Il declino demografico in Italia
La popolazione residente in Italia, registrata al 1° gennaio 2023, è di 58 milioni
e 851mila unità, si tratta di 179mila persone in meno rispetto all’anno precedente (una riduzione pari al 3%).
Il declino demografico è dovuto alla continua diminuzione delle nascite e all’aumento dei decessi. Già dal 2007 la mortalità supera la natalità. La diminuzione della popolazione segue un’intensità minore rispetto al 2021 (con un -3,5%), ma anche rispetto all’anno 2020 (con un -6,7‰). Negli anni 2020 e 2021 gli effetti della pandemia avevano accelerato un processo iniziato già nel 2014.
Nel frattempo in Italia, al 1° gennaio 2022, abbiamo 188 anziani ogni 100 giovani. Se vogliamo confrontare questo dato con il 1951 possiamo affermare che in quell’anno gli anziani erano 31 ogni 100 giovani.

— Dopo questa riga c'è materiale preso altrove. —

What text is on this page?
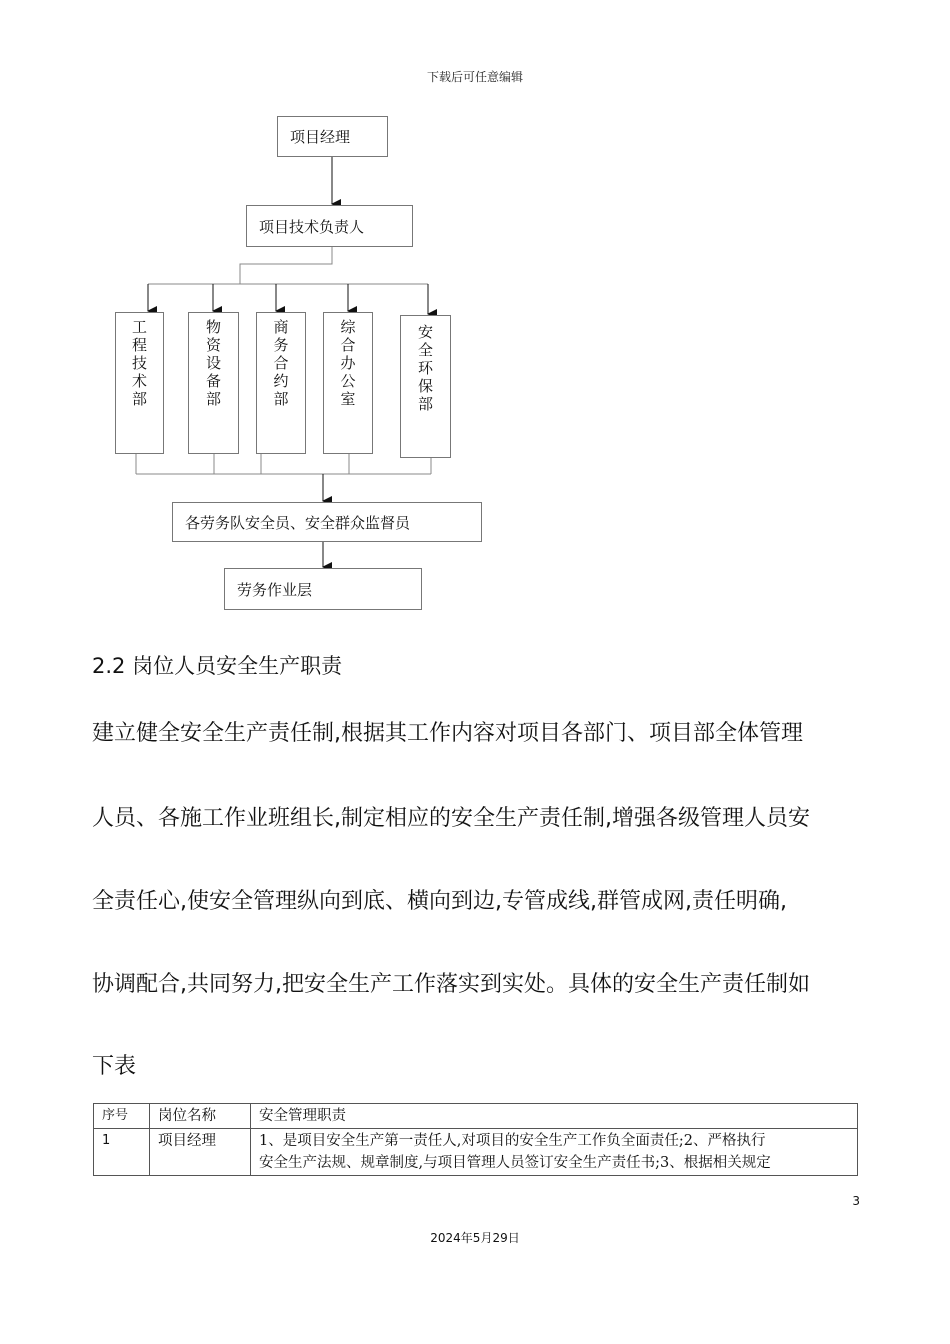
下载后可任意编辑
项目经理
项目技术负责人
工程技术部	物资设备部	商务合约部	综合办公室	安全环保部
各劳务队安全员、安全群众监督员
劳务作业层
2.2 岗位人员安全生产职责
建立健全安全生产责任制,根据其工作内容对项目各部门、项目部全体管理
人员、各施工作业班组长,制定相应的安全生产责任制,增强各级管理人员安
全责任心,使安全管理纵向到底、横向到边,专管成线,群管成网,责任明确,
协调配合,共同努力,把安全生产工作落实到实处。具体的安全生产责任制如
下表
序号	岗位名称	安全管理职责
1	项目经理	1、是项目安全生产第一责任人,对项目的安全生产工作负全面责任;2、严格执行
安全生产法规、规章制度,与项目管理人员签订安全生产责任书;3、根据相关规定
3
2024年5月29日
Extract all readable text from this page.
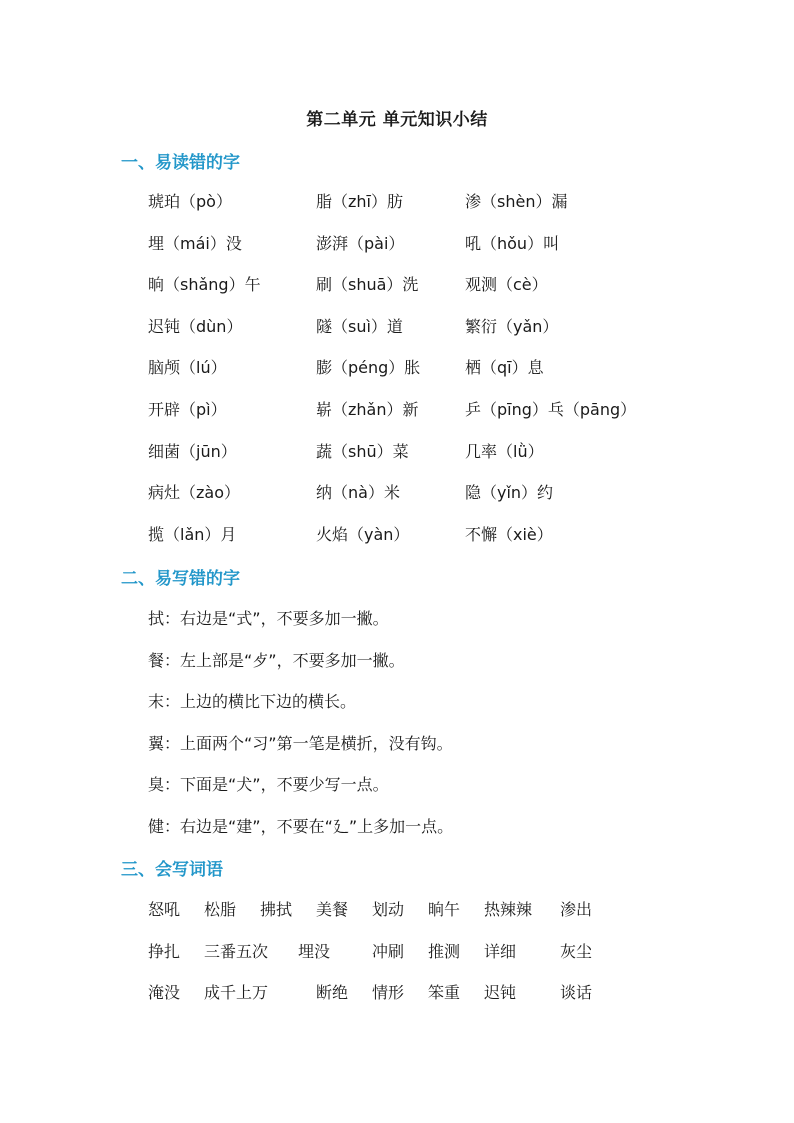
第二单元 单元知识小结
一、易读错的字
琥珀（pò）	脂（zhī）肪	渗（shèn）漏
埋（mái）没	澎湃（pài）	吼（hǒu）叫
晌（shǎng）午	刷（shuā）洗	观测（cè）
迟钝（dùn）	隧（suì）道	繁衍（yǎn）
脑颅（lú）	膨（péng）胀	栖（qī）息
开辟（pì）	崭（zhǎn）新	乒（pīng）乓（pāng）
细菌（jūn）	蔬（shū）菜	几率（lǜ）
病灶（zào）	纳（nà）米	隐（yǐn）约
揽（lǎn）月	火焰（yàn）	不懈（xiè）
二、易写错的字
拭：右边是“式”，不要多加一撇。
餐：左上部是“歺”，不要多加一撇。
末：上边的横比下边的横长。
翼：上面两个“习”第一笔是横折，没有钩。
臭：下面是“犬”，不要少写一点。
健：右边是“建”，不要在“廴”上多加一点。
三、会写词语
怒吼 松脂 拂拭 美餐 划动 晌午 热辣辣 渗出
挣扎 三番五次 埋没	冲刷 推测 详细	灰尘
淹没 成千上万	断绝 情形 笨重 迟钝	谈话
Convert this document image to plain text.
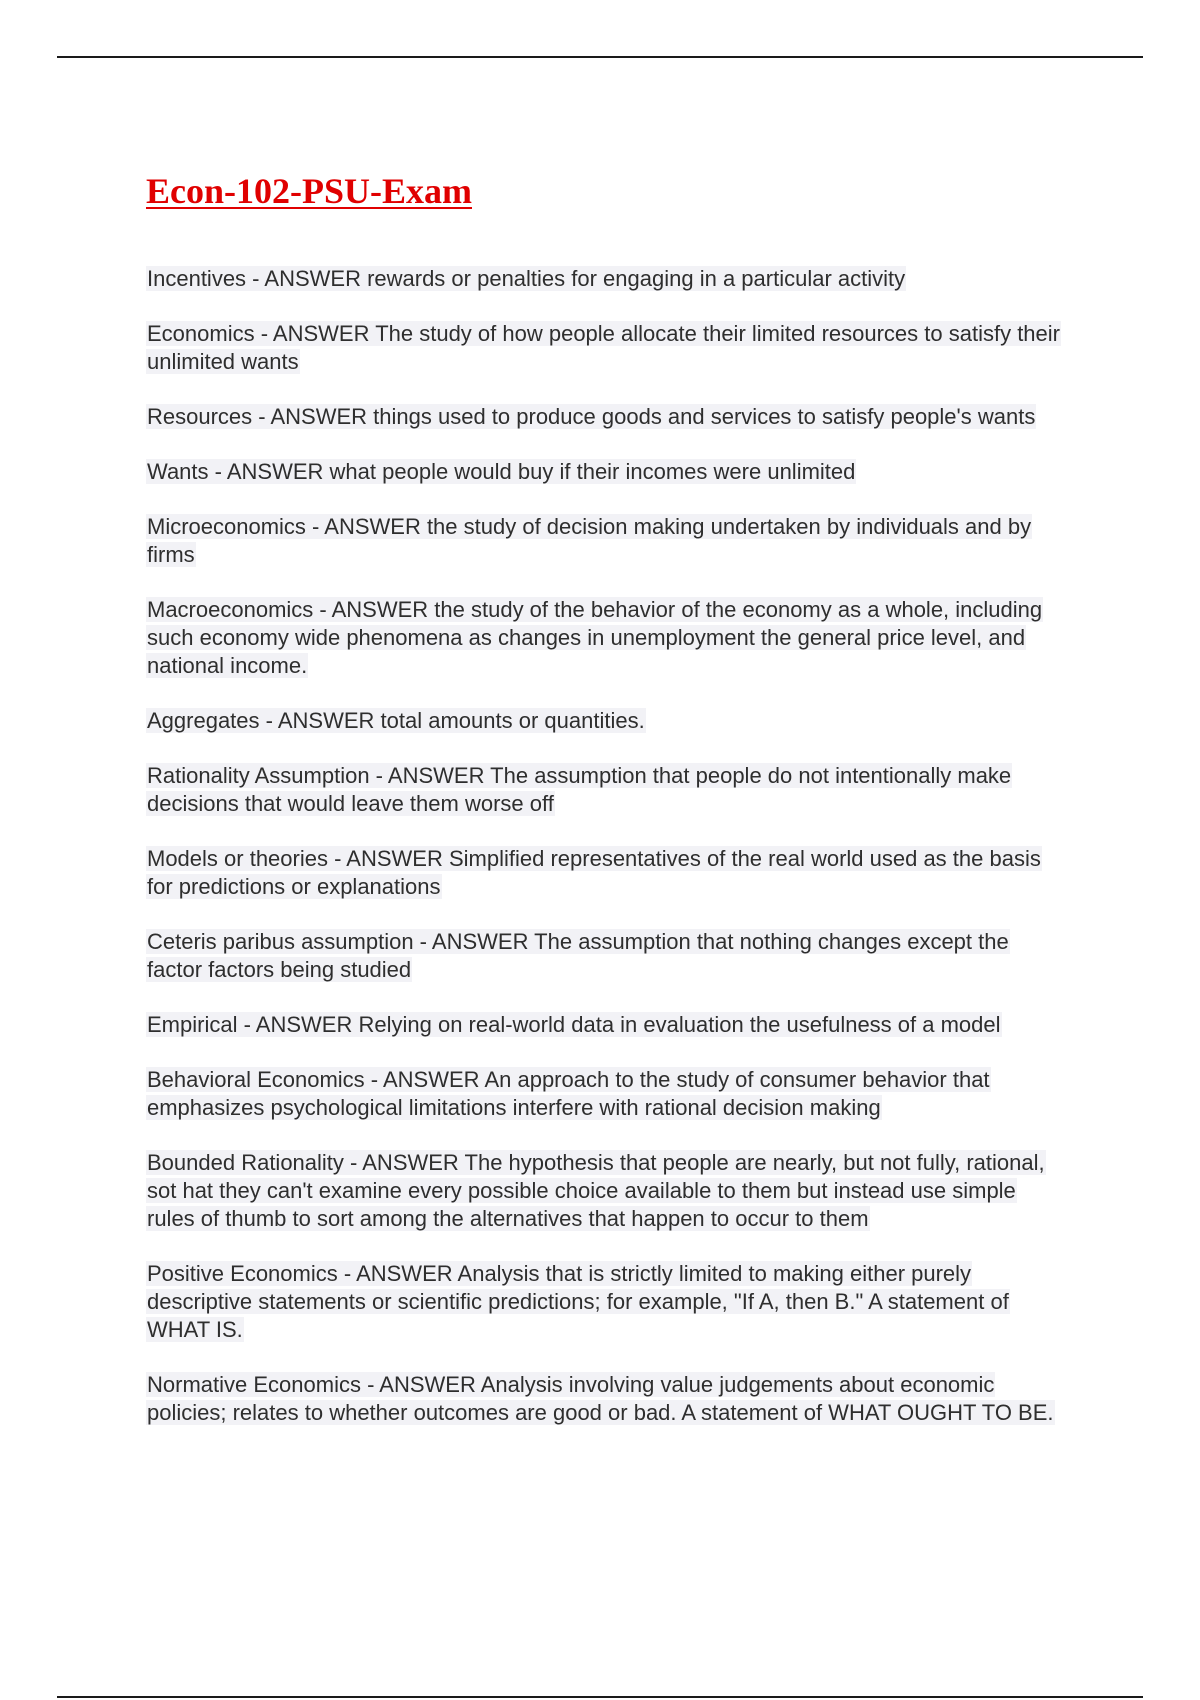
Econ-102-PSU-Exam
Incentives - ANSWER rewards or penalties for engaging in a particular activity
Economics - ANSWER The study of how people allocate their limited resources to satisfy their unlimited wants
Resources - ANSWER things used to produce goods and services to satisfy people's wants
Wants - ANSWER what people would buy if their incomes were unlimited
Microeconomics - ANSWER the study of decision making undertaken by individuals and by firms
Macroeconomics - ANSWER the study of the behavior of the economy as a whole, including such economy wide phenomena as changes in unemployment the general price level, and national income.
Aggregates - ANSWER total amounts or quantities.
Rationality Assumption - ANSWER The assumption that people do not intentionally make decisions that would leave them worse off
Models or theories - ANSWER Simplified representatives of the real world used as the basis for predictions or explanations
Ceteris paribus assumption - ANSWER The assumption that nothing changes except the factor factors being studied
Empirical - ANSWER Relying on real-world data in evaluation the usefulness of a model
Behavioral Economics - ANSWER An approach to the study of consumer behavior that emphasizes psychological limitations interfere with rational decision making
Bounded Rationality - ANSWER The hypothesis that people are nearly, but not fully, rational, sot hat they can't examine every possible choice available to them but instead use simple rules of thumb to sort among the alternatives that happen to occur to them
Positive Economics - ANSWER Analysis that is strictly limited to making either purely descriptive statements or scientific predictions; for example, "If A, then B." A statement of WHAT IS.
Normative Economics - ANSWER Analysis involving value judgements about economic policies; relates to whether outcomes are good or bad. A statement of WHAT OUGHT TO BE.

Tra i tanti argomenti presentati dal direttore centrale dell’ISTAT Sabrina Prati, al Convegno di Farmindustria, dobbiamo anche aggiungere (come anticipato nei dati sopra) il calo del numero medio dei figli per donna, oltreché l’aumentata età media alla nascita del primo figlio, questo ha portato, nel corso degli ultimi decenni, al conseguente fenomeno della contrazione dei secondi figli e ad una diminuzione drastica dei terzi figli e oltre. La diminuzione del tasso di fecondità sotto i 30 anni, ma anche il rinvio protratto nel tempo ad avere figli, che porta spesso alla rinuncia definitiva. Sono aumentate poi le donne senza figli: sono 1 su 4 per le nate nel 1980, un dato che rispecchia il doppio rispetto alla generazione del 1950, quando erano l’11,1% delle donne in età riproduttiva.
Tra le altre cause legate al declino demografico nel nostra Nazione abbiamo una correlazione con la diminuzione dei matrimoni, come la minore presenza di giovani under 25. In Francia ad esempio, dove si ha un tasso di fecondità più alto a confronto con l’Italia (due figli per donna) se ne registrano addirittura 7 milioni in più di under 25. Oltre al fatto che i giovani italiani continuano a lasciare la casa dei genitori più tardi rispetto agli altri Stati europei: gli uomini dopo i 30 anni, mentre in Francia ed in Germania a 25 anni, invece nel Nord Europa a 20 anni. Si parla poi della mancata crescita dell’occupazione per le donne tra i 25 e i 49 anni e di crescita occupazionale diminuita per le donne con figli piccoli, seppur sia aumentata in generale la partecipazione femminile al mercato del lavoro.